The fire wasn’t large, what light it cast creating shadows in the forest that danced as the wind fanned the flames. But there was one large shadow that approached slowly, not wavering. The eyes were bright, reflecting the firelight and Rachel didn’t think the animal was more than thirty feet away. It was considerably larger than Dog.
Rachel was shaking with fear, her heart pounding as she tried to steady the flare gun. The eyes were mesmerizing. Unblinking. Focused. A fear as primal and instinctual as any she’d ever experienced washed over her. Forcing herself to hold steady, Rachel aimed and pulled the trigger.
There was a loud pop as the flare was triggered, a burning trail marking its passage through the air as it raced across the open space between her and the wolf. It struck the ground a foot in front of the animal, ricocheting up and impacting its chest as the second stage ignited, exploding into an intense ball of fire.
The wolf yelped, stumbling backwards into the forest, its fur burning from the compounds in the flare. It raced away, screaming like Rachel had never imagined any canine could.
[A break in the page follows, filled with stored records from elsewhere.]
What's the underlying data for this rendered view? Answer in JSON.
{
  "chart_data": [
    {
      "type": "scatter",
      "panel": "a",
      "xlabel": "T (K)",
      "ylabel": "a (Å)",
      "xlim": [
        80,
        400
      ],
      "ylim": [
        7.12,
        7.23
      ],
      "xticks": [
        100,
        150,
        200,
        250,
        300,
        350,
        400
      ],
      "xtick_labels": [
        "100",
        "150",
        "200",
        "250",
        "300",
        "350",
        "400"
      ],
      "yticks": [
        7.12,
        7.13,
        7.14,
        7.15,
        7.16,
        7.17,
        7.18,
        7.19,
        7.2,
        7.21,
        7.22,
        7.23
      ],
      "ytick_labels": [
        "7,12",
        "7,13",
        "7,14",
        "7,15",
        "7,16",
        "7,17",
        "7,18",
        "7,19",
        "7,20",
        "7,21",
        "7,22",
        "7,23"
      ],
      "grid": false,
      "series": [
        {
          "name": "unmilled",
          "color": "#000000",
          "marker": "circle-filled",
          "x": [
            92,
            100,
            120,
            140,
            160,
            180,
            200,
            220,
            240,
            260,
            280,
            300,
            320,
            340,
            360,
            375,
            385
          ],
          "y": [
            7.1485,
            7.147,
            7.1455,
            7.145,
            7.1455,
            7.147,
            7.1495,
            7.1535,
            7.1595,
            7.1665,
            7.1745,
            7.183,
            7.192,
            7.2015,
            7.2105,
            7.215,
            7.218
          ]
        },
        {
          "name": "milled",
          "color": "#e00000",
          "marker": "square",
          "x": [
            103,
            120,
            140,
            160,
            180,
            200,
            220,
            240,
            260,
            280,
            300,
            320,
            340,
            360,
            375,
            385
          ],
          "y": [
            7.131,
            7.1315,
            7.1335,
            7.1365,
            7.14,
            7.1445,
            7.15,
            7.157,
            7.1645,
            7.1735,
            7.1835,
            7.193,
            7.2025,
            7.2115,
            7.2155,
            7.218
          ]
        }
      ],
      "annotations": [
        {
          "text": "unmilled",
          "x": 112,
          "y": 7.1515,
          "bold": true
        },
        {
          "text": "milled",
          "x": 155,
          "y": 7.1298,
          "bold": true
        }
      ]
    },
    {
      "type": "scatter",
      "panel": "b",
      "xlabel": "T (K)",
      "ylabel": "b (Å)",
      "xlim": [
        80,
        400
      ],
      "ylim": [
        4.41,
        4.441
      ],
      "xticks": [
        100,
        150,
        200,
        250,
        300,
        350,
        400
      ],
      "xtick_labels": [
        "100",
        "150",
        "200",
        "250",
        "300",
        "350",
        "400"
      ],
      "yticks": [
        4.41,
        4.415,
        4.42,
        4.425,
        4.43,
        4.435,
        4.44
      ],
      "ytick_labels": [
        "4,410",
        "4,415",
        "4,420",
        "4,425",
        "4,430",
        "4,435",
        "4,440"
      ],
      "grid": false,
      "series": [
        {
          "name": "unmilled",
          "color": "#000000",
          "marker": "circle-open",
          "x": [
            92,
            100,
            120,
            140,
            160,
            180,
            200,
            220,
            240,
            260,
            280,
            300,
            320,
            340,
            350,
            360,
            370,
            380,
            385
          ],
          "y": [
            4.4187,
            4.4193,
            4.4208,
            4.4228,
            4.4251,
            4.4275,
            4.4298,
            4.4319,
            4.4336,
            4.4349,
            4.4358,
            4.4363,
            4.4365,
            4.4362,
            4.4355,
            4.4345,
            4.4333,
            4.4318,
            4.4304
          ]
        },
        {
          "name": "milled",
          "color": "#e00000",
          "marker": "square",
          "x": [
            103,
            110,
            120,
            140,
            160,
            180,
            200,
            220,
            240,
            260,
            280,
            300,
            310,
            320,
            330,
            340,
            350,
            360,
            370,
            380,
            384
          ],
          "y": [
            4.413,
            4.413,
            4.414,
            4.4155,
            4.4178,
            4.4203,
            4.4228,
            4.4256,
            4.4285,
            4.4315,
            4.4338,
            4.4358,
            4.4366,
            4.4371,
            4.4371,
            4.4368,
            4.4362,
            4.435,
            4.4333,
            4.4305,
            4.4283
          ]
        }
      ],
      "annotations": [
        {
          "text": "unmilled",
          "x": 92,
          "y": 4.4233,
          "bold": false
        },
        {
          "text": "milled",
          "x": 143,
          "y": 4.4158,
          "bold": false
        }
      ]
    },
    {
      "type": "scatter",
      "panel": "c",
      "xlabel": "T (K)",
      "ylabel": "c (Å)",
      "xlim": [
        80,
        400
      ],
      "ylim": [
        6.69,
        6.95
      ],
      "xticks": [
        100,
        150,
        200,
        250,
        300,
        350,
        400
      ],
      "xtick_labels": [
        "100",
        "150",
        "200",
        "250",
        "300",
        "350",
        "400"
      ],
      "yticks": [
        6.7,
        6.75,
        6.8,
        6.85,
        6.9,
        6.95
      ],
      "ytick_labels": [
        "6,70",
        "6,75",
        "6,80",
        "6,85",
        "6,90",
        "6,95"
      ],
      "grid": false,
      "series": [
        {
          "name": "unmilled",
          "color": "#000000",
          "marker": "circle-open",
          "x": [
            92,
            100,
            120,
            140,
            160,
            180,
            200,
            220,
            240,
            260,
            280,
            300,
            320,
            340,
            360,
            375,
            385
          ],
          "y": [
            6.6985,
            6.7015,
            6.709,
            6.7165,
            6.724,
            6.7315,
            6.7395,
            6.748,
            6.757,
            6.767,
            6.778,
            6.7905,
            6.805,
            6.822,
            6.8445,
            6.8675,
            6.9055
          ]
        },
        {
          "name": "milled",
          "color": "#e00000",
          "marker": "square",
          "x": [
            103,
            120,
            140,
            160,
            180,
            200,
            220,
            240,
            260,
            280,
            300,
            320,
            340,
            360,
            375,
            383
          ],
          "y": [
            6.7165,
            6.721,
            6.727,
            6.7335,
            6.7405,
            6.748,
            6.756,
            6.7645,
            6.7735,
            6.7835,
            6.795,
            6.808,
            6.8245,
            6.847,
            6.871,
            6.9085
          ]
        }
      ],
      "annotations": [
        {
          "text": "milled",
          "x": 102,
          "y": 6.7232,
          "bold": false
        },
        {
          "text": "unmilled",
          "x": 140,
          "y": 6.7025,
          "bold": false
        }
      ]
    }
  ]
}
She was able to track its progress for a few moments as it disappeared into the night.
“Holy shit,” Bill said softly.
Rachel was shaking but forced herself to open the flare gun, discard the used shell and load in a fresh one. They stood back to back, only taking their attention off the forest long enough to stack more wood on the fire. After close to three hours they hadn’t heard or seen any further sign of the wolves. Shivering from the cold and exhausted after the fear induced adrenaline surge they finally huddled around the fire and tried to stay warm enough to survive the night.